|Re: What is the difference between a Choice and a Junction? [message #1753196 is a reply to message #1753124]
|Thu, 02 February 2017 16:01
| Ernesto Posse
Registered: March 2011
The simple answer is that a choice point is used to make a selection. It is essentially a conditional "if ... else if ... else if ... else ...". A junction point, on the other hand, is essentially just a convenience. It is used to combine multiple transitions to make the diagram more readable. For example, instead of having two transitions t1 : S1 -> S and t2: S2 -> S, you can have a junction point j, and transitions t1: S1 -> j, t2 : S2 -> j and t : j -> S. This may make the graph "nicer" in some cases, and it may also allow you to share actions, if the last actions of t1 and t2 are the same, they may be refactored into a common action in t.
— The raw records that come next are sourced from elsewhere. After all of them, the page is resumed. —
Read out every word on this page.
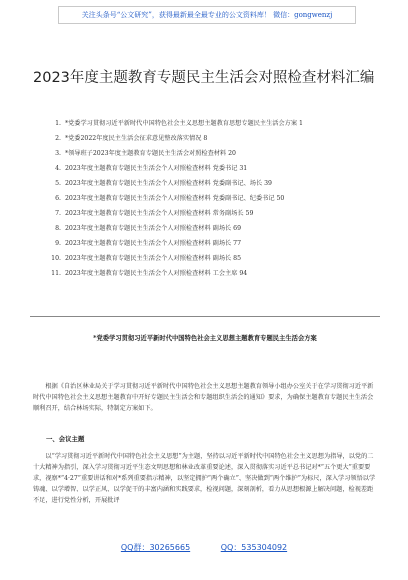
关注头条号“公文研究”，获得最新最全最专业的公文资料库！ 微信：gongwenzj
2023年度主题教育专题民主生活会对照检查材料汇编
1. *党委学习贯彻习近平新时代中国特色社会主义思想主题教育思想专题民主生活会方案 1
2. *党委2022年度民主生活会征求意见整改落实情况 8
3. *领导班子2023年度主题教育专题民主生活会对照检查材料 20
4. 2023年度主题教育专题民主生活会个人对照检查材料 党委书记 31
5. 2023年度主题教育专题民主生活会个人对照检查材料 党委副书记、场长 39
6. 2023年度主题教育专题民主生活会个人对照检查材料 党委副书记、纪委书记 50
7. 2023年度主题教育专题民主生活会个人对照检查材料 常务副场长 59
8. 2023年度主题教育专题民主生活会个人对照检查材料 副场长 69
9. 2023年度主题教育专题民主生活会个人对照检查材料 副场长 77
10. 2023年度主题教育专题民主生活会个人对照检查材料 副场长 85
11. 2023年度主题教育专题民主生活会个人对照检查材料 工会主席 94
*党委学习贯彻习近平新时代中国特色社会主义思想主题教育专题民主生活会方案
根据《自治区林业局关于学习贯彻习近平新时代中国特色社会主义思想主题教育领导小组办公室关于在学习贯彻习近平新时代中国特色社会主义思想主题教育中开好专题民主生活会和专题组织生活会的通知》要求，为确保主题教育专题民主生活会顺利召开，结合林场实际，特制定方案如下。
一、会议主题
以“学习贯彻习近平新时代中国特色社会主义思想”为主题，坚持以习近平新时代中国特色社会主义思想为指导，以党的二十大精神为指引，深入学习贯彻习近平生态文明思想和林业改革重要论述，深入贯彻落实习近平总书记对*“五个更大”重要要求，视察*“4·27”重要讲话和对*系列重要指示精神，以坚定拥护“两个确立”、坚决做到“两个维护”为标尺，深入学习领悟以学铸魂、以学增智、以学正风、以学促干的丰富内涵和实践要求，检视问题，深刻剖析，看力从思想根源上解决问题，检视差距不足，进行党性分析，开展批评
QQ群：30265665	QQ：535304092
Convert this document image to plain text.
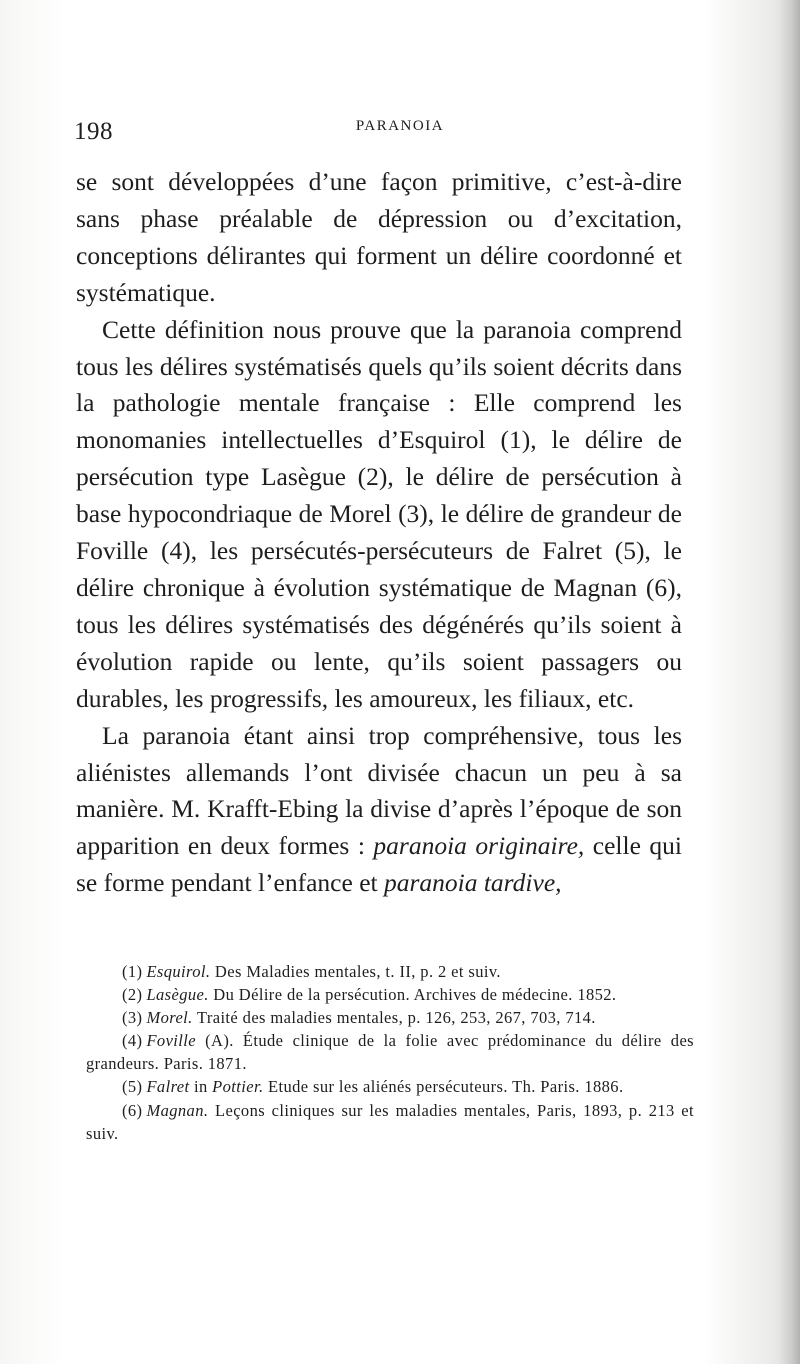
198	PARANOIA

se sont développées d’une façon primitive, c’est-à-dire sans phase préalable de dépression ou d’excitation, conceptions délirantes qui forment un délire coordonné et systématique.

Cette définition nous prouve que la paranoia comprend tous les délires systématisés quels qu’ils soient décrits dans la pathologie mentale française : Elle comprend les monomanies intellectuelles d’Esquirol (1), le délire de persécution type Lasègue (2), le délire de persécution à base hypocondriaque de Morel (3), le délire de grandeur de Foville (4), les persécutés-persécuteurs de Falret (5), le délire chronique à évolution systématique de Magnan (6), tous les délires systématisés des dégénérés qu’ils soient à évolution rapide ou lente, qu’ils soient passagers ou durables, les progressifs, les amoureux, les filiaux, etc.

La paranoia étant ainsi trop compréhensive, tous les aliénistes allemands l’ont divisée chacun un peu à sa manière. M. Krafft-Ebing la divise d’après l’époque de son apparition en deux formes : paranoia originaire, celle qui se forme pendant l’enfance et paranoia tardive,

(1) Esquirol. Des Maladies mentales, t. II, p. 2 et suiv.

(2) Lasègue. Du Délire de la persécution. Archives de médecine. 1852.

(3) Morel. Traité des maladies mentales, p. 126, 253, 267, 703, 714.

(4) Foville (A). Étude clinique de la folie avec prédominance du délire des grandeurs. Paris. 1871.

(5) Falret in Pottier. Etude sur les aliénés persécuteurs. Th. Paris. 1886.

(6) Magnan. Leçons cliniques sur les maladies mentales, Paris, 1893, p. 213 et suiv.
The official answer is from the UML spec:
choice This type of Pseudostate is similar to a junction Pseudostate (see above) and serves similar purposes, with the difference that the guard Constraints on all outgoing Transitions are evaluated dynamically, when the compound transition traversal reaches this Pseudostate. Consequently, choice is used to realize a dynamic conditional branch. It allows splitting of compound transitions into multiple alternative paths such that the decision on which path to take may depend on the results of Behavior executions performed in the same compound transition prior to reaching the choice point. If more than one guard evaluates to true, one of the corresponding Transitions is selected. The algorithm for making this selection is not defined. If none of the guards evaluates to true, then the model is considered ill formed. To avoid this, it is recommended to define one outgoing Transition with the predefined "else" guard for every choice Pseudostate.
junction This type of Pseudostate is used to connect multiple Transitions into compound paths between States. For example, a junction Pseudostate can be used to merge multiple incoming Transitions into a single outgoing Transition representing a shared continuation path. Or, it can be used to split an incoming Transition into multiple outgoing Transition segments with different guard Constraints.
NOTE. Such guard Constraints are evaluated before any compound transition containing this Pseudostate is executed, which is why this is referred to as a static conditional branch.
It may happen that, for a particular compound transition, the configuration of Transition paths and guard values is such that the compound transition is prevented from reaching a valid state configuration. In those cases, the entire compound transition is disabled even though its Triggers are enabled. (As a way of avoiding this situation in some cases, it is possible to associate a predefined guard denoted as "else" with at most one outgoing Transition. This Transition is enabled if all the guards attached to the other Transitions evaluate to false). If more than one guard evaluates to true, one of these is chosen. The algorithm for making this selection is not defined.
|Re: What is the difference between a Choice and a Junction? [message #1753307 is a reply to message #1753298]
|Fri, 03 February 2017 16:05
| Peter Cigehn
Registered: September 2014
Peter Cigehn wrote on Fri, 03 February 2017 14:06
Apart from Ernestos' explanation about making the graph "nicer" and able to "reuse" action code, I think it is important to highlight this difference in dynamic vs. static evaluation of guards, as explained in the quotes from the UML specification. This is a pretty fundamental difference since the evaluation of guards for a choice point can depend on computation performed on transitions earlier in the chain, whereas guards for a junction point are calculated statically before the chain is even started, and thus they cannot depend on any computations done in the effect code for transitions earlier in the chain.
Since we are in a Papyrus-RT forum, I probably should clarify my response a bit, which were more applicable to UML in general and the quotes from the UML specification.
In UML-RT however, there is constraint that limits a junction point to have at most one outgoing transition, and this transition must not have a guard.
This is a simplification exactly to avoid these kinds of aspects of dynamic vs. static evaluation of guards, and also to avoid confusion about when to use what.
So UML-RT basically only have choice-points for modeling if-else if-else if-else and junction points is, as Ernesto originally wrote, more related to structuring the graph.
Hope this clarifies the use of choice points vs. junction points in the context of UML-RT and Papyrus-RT.